What was done
Seedlings of yellow-poplar (Liriodendron tulipifera) and two eastern white pine (Pinus strobus) genotypes were grown in open-top chambers for four years at various atmospheric concentrations of O3 (ozone) and CO2 --either ambient or twice ambient-- to study the interactive effects of these gases on foliar nitrogen content and litter decomposition in these species.
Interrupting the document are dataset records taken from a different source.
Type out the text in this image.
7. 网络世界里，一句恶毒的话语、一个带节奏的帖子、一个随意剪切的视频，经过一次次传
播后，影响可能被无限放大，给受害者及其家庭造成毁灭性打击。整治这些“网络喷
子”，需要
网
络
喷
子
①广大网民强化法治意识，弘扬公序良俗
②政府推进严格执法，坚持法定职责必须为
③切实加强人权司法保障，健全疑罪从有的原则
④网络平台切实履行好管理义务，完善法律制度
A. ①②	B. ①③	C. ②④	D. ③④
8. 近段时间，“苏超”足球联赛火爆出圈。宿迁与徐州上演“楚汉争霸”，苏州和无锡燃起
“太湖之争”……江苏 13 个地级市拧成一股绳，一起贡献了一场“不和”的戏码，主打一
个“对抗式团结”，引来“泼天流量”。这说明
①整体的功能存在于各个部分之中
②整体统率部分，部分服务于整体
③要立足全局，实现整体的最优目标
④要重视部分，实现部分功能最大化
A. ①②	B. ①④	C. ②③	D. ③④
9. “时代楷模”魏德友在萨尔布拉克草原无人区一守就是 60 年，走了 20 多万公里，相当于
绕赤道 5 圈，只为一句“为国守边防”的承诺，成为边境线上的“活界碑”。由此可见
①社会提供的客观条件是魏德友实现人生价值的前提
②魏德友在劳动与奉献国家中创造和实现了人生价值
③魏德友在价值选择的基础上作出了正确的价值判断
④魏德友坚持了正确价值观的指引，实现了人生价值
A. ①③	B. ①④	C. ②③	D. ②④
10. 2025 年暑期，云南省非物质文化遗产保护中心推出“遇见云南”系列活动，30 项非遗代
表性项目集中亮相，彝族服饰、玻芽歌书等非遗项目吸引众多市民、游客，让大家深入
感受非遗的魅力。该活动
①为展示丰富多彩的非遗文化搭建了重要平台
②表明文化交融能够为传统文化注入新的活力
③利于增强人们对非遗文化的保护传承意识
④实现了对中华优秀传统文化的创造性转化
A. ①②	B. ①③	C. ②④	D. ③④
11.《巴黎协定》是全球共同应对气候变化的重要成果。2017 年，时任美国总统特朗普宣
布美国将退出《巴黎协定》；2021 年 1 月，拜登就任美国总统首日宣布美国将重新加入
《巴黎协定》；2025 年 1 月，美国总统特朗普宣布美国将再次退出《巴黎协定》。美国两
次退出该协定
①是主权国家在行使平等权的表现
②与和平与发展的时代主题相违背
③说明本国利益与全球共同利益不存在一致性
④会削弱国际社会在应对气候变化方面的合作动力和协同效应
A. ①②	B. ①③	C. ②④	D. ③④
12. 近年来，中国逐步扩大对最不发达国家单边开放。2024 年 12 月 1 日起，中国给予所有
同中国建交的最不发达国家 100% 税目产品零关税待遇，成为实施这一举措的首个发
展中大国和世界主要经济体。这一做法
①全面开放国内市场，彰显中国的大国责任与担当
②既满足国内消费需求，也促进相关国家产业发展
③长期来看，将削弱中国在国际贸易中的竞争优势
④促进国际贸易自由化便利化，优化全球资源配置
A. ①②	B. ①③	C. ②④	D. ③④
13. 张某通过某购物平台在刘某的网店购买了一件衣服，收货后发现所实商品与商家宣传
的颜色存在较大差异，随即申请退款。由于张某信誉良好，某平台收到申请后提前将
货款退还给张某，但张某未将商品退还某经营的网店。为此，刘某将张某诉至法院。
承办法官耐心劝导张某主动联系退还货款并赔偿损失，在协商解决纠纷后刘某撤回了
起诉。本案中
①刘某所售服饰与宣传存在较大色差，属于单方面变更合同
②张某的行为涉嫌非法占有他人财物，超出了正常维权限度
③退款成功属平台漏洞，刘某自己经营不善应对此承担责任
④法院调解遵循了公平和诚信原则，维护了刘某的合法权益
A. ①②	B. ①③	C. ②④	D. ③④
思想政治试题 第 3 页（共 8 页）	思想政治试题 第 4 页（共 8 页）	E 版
Unfortunately, because elevated CO2 was not tested as an isolated variable, no direct effects of elevated CO2 on these parameters were obtained.  However, the interactive effects of elevated CO2 and O3 on these species were elucidated from this study.

Rates of litter decomposition were determined by weighing senesced leaves collected from each treatment combination before and after putting them in bags placed in natural forest soils in the nearby woods for various lengths of time.

What was learned
Elevated O3, alone, had little impact on foliar nitrogen contents in either tree species, while the combination of elevated O3 and CO2 tended to significantly reduce it (range of 8 to 28%).  Thus, the observed reductions in leaf nitrogen content that occurred in this interactive treatment were likely due to the effects of elevated CO2 alone (even though they were not directly isolated by experimentation).

Rates of litter decomposition of yellow-poplar were similar for all treatment combinations for nearly five months, after which time litter produced in the elevated O3 and CO2 treatment combination decomposed at a significantly slower rate.  Even after two years of decomposition, for example, litter from the elevated O3 and CO2 treatment still contained about 12% more biomass than litter produced from any other treatment.  In contrast, rates of litter decomposition of eastern white pine were not significantly affected by any treatment, regardless of genotype.

What it means
As the CO2 content of the air rises, it is likely that its O3 content will also increase.  Under such atmospheric conditions, it is likely that foliar nitrogen concentrations in yellow-poplar and eastern white pine seedlings will decrease, as this limiting nutrient is translocated away from photosynthesizing foliage to other areas that require it within the plants.  However, it is not likely that this reduction in leaf nitrogen content will reduce overall seedling growth and biomass.  In addition, the results from this study indicate that future rates of litter decomposition will not be affected in eastern white pine, while they will be slightly reduced in yellow-poplar.  Thus, reduced rates of decomposition under elevated O3 and CO2 conditions will likely result in greater carbon sequestration in yellow-poplar litter during the next century.